Calculate period, frequency, angular frequency, displacement, velocity, and acceleration for a mass-spring system undergoing simple harmonic motion.

What is Simple Harmonic Motion?
SHM Formulas
Common Examples
Energy in SHM
Frequently Asked Questions

What is Simple Harmonic Motion?

Simple harmonic motion (SHM) is a type of periodic motion where the restoring force is directly proportional to the displacement from equilibrium and acts in the opposite direction. It is the most fundamental type of oscillatory motion found in physics, governing systems from mass-spring setups to molecular vibrations.

In SHM, the object oscillates back and forth around an equilibrium position with a constant amplitude and period, assuming no damping forces are present. The motion can be described by sinusoidal functions of time, making it mathematically elegant and predictable.

SHM Formulas

T = 2π √(m / k)

f = 1 / T | ω = 2πf = √(k / m)

x(t) = A · cos(ωt) | v(t) = −Aω · sin(ωt)

Variable	Symbol	Unit
Period	T	seconds (s)
Frequency	f	hertz (Hz)
Angular frequency	ω	rad/s
Amplitude	A	meters (m)
Spring constant	k	N/m

Common Examples

Mass on a spring: A block attached to a spring on a frictionless surface oscillates with SHM. The spring constant and mass determine the period.
Vibrating tuning fork: The prongs of a tuning fork undergo SHM, producing sound waves at a specific frequency.
Molecular vibrations: Atoms in a molecule vibrate about their equilibrium positions in approximate SHM, important in spectroscopy.
LC circuits: Charge oscillation in an inductor-capacitor circuit follows the same mathematical form as mechanical SHM.

Energy in SHM

In simple harmonic motion, the total mechanical energy is conserved (in the absence of damping). The energy continuously transforms between kinetic energy and potential energy. At maximum displacement (amplitude), all energy is potential. At equilibrium, all energy is kinetic. The total energy is E = (1/2)kA^2.

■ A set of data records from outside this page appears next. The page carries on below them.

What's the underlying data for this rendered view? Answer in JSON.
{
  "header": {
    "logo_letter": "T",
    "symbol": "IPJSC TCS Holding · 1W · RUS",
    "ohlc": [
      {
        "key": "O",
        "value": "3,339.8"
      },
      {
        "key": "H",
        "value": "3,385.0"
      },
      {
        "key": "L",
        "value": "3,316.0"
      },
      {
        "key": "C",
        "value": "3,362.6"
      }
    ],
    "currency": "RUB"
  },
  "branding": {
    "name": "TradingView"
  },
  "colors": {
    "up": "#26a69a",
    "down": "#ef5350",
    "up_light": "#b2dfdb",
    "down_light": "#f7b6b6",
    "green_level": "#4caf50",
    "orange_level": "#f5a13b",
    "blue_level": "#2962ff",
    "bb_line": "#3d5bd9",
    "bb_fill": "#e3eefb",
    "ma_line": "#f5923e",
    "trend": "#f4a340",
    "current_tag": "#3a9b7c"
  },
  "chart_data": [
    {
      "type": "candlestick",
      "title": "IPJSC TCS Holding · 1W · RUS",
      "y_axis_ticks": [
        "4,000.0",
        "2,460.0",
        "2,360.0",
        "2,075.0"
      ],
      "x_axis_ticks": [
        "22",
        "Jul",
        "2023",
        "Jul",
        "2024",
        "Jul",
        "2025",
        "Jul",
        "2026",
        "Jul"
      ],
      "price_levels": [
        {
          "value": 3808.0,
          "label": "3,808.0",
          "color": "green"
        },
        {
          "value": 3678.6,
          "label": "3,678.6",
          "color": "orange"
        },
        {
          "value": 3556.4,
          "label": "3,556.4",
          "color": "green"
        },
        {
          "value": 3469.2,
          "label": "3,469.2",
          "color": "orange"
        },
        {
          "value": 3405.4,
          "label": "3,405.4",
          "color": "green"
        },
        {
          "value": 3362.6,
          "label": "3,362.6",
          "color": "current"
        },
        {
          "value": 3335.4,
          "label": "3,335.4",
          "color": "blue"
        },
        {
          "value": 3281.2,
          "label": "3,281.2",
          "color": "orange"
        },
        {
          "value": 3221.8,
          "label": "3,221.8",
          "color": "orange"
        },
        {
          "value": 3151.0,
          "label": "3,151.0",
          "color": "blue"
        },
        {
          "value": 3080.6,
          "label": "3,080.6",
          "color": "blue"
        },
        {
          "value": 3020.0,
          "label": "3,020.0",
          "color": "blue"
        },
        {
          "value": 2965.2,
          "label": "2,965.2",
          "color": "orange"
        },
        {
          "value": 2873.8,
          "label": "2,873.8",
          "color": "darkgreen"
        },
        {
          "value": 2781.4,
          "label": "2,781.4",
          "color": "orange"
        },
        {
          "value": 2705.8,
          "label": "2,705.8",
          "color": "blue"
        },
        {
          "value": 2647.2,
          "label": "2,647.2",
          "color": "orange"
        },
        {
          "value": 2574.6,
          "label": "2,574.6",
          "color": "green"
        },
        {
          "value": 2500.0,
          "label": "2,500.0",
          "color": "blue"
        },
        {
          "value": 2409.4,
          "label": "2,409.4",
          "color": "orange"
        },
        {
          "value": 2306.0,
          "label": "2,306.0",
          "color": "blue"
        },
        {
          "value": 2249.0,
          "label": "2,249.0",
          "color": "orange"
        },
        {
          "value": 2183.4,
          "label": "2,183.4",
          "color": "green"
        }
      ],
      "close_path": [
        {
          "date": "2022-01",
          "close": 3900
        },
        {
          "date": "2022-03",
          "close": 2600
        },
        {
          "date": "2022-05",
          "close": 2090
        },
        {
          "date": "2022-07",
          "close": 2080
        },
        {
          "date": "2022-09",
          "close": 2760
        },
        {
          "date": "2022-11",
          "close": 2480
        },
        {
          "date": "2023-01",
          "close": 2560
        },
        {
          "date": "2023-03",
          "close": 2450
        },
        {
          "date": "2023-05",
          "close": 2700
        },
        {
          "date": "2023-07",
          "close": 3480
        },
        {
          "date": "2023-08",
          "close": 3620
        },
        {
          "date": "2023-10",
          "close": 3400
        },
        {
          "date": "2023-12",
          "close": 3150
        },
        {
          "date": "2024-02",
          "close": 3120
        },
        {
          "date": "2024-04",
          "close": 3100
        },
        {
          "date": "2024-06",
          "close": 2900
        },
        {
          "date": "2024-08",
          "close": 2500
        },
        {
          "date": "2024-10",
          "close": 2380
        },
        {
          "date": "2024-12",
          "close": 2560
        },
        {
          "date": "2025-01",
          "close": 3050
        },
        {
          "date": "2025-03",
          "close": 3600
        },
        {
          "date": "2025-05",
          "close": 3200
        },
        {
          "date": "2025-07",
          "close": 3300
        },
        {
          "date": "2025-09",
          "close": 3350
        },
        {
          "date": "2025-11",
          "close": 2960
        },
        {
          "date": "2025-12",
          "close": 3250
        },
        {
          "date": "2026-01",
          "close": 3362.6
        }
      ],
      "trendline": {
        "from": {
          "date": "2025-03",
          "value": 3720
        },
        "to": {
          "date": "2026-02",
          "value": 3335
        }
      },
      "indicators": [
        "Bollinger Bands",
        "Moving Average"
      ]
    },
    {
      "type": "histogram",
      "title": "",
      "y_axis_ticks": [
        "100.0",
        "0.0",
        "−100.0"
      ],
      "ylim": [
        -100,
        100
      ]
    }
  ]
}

Frequently Asked Questions

What determines the period of SHM?

For a mass-spring system, the period depends only on the mass and spring constant: T = 2pi*sqrt(m/k). Notably, the period is independent of the amplitude -- a hallmark of true SHM.

Is a pendulum an example of SHM?

A simple pendulum approximates SHM for small angles (less than about 15 degrees). For larger angles, the restoring force is no longer proportional to displacement, and the motion deviates from true SHM.

What happens when damping is present?

With damping (such as air resistance or friction), the amplitude gradually decreases over time. The system is then described as damped harmonic motion, and the oscillations eventually cease unless driven by an external force.